I. PENDAHULUAN
Kesehatan hewan sebagai
bagian dari pembangunan nasional, berperan penting dalam pembangunan pertanian,
kesehatan masyarakat dan lingkungan. Peran pembinaan kesehatan hewan sangat
strategis dalam perbaikan iklim investasi melalui penerapan teknologi kesehatan
hewan untuk penurunan biaya produksi, pengurangan resiko usaha serta membuka
peluang ekspor.
1.
Pembinaan Kesehatan Hewan
Pembinaan secara mikro
menunjang upaya mensejahterakan peternak melalui peningkatan pendapatan
sekaligus penyediaan lapangan kerja dan secara makro adalah upaya peningkatan
devisa dengan menghasilkan produk unggul bersaing di pasar bebas. Tujuan
pembinaan pada dasarnya untuk:
1) Mengoptimalkan
tingkat produktivitas/ reproduktivitas hewan ternak serta meminimalkan
morbiditas dan mortalitas;
2) Mengoptimalkan
pelayanan kesehatan hewan dan mencegah penyakit zoonosis pada hewan/ternak
serta menyediakan vaksin, sera dan obat hewan yang aman, terjamin mutunya dan
terjangkau harganya;
3) Mencegah masuk dan
menyebarnya penyakit hewan menular (PHM) antar daerah/pulau dalam wilayah
epublik Indonesia dan menangkal masuknya PHM eksotik dari luar negeri.
2.
Kesiapan Teknis Kesehatan Hewan dalam Antisipasi Wabah Penyakit Hewan Maupun
Teror Anthrax
Untuk mengantisipasi
kemungkinan timbulnya wabah penyakit hewan, setiap daerah sesuai dengan
kewenangannya telah memiliki kemampuan melakukan pencegahan secara dini dan
peramalan wabah penyakit. Hasil surveilans suatu penyakit dapat memberikan
peringatan dini sebelum penyakit tersebut menyebar secara luas ataupun bebasnya
suatu penyakit:
1) Survei sero
epidemiologis terhadap beberapa PHM strategis yang akan dibebaskan bertahap per
pulau, beberapa penyakit eksotik penting yang berpotensi menimbulkan penularan
seperti Penyakit Mulut dan Kuku, Nipah, Avian influenza maupun surveilans
terhadap penyakit endemik Anthrax. Penyakit Anthrax yang bersifat endemis ini
dalam uraian selanjutnya akan disebut sebagai “Anthrax klasik/konvensional”
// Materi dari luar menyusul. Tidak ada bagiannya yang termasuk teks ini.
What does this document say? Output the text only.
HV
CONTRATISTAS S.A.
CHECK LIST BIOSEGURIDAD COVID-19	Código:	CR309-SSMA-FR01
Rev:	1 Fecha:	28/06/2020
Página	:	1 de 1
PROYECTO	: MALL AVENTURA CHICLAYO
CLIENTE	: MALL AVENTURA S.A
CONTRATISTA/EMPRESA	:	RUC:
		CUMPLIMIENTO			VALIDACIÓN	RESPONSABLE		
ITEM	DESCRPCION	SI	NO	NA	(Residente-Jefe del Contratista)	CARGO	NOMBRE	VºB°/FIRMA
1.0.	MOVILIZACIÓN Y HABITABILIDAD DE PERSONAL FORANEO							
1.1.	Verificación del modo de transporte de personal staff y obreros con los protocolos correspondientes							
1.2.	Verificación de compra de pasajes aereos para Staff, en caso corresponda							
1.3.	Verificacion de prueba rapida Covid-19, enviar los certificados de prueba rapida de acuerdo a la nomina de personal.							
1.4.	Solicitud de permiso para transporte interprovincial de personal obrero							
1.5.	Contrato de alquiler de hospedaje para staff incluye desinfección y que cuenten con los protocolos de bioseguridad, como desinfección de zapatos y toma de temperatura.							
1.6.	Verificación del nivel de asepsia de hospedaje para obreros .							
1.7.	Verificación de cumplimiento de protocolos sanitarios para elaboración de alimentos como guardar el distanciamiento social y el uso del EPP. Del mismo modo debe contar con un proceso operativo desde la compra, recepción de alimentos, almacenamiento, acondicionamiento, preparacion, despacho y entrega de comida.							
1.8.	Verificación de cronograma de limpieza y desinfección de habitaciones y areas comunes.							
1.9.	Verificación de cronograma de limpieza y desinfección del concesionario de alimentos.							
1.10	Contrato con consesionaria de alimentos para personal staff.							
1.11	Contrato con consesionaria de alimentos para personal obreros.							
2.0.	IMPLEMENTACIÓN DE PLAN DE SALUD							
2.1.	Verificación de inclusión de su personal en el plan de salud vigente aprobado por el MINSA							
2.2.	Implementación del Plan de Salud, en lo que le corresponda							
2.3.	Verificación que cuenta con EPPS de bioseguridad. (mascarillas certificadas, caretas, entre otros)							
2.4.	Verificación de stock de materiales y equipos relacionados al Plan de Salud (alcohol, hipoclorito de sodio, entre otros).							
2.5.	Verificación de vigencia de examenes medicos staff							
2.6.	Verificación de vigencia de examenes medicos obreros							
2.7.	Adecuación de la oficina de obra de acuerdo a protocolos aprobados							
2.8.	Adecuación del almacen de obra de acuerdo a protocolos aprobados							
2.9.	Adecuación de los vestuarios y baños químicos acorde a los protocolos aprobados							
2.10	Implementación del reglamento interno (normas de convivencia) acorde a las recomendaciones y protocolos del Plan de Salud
atau “penyakit tanah” atau “Anthrax”, sedangkan Anthrax dalam kasus teror
dibedakan menjadi “Anthrax Teror” (AT) atau “Anthrax hasil Rekayasa Genetik”
(ARG).
2) Antisipasi dan
penangan khusus diberikan terhadap AT/ARG secara terkoordinir lintas sektoral
baik dari Kementerian Dalam Negeri, Kepolisian Republik Indonesia, Polri, BIK
Polri, DKK Polri), Kementerian Pertahanan Keamanan, Kementerian Perhubungan,
Kementerian Luar Negeri, Kementerian Kesehatan, Kementerian Pertanian,
Kementerian Keuangan, Bappenas, PT Pos Indonesia, Perguruan Tinggi maupun
Instansi/ Lembaga Terkait lain mengacu kepada Prosedur Tetap tentang Petunjuk
Pengamanan Surat/Paket yang Dicurigai Mengandung Anthrax sebagaimana akan
diuraikan pada Bab II nanti.
3.
Perbedaan dan Persamaan Antara Anthrax Klasik dengan AT/ARG
1)
Anthrax Klasik:
Penyakit disebabkan
bakteri Bacillus anthracis dengan masa inkubasi berkisar 1-3 hari bahkan dapat
mencapai 14 hari, menyerang semua hewan berdarah panas dan penyakit berlangsung
per akut, akut maupun kronis. Penyakit Anthrax memiliki beberapa nama misalnya
Radang limpa, Radang kura, Milvuur, Milzbrand, Splenc fever, Charbon, Wool Sorters Disease, Cenang hideung,
Pesdar (kempes modar). Bakteri membentuk spora di bagian sentral sel bila cukup
oksigen, sedangkan dalam jaringan tubuh selalu berselubung dan tidak berspora.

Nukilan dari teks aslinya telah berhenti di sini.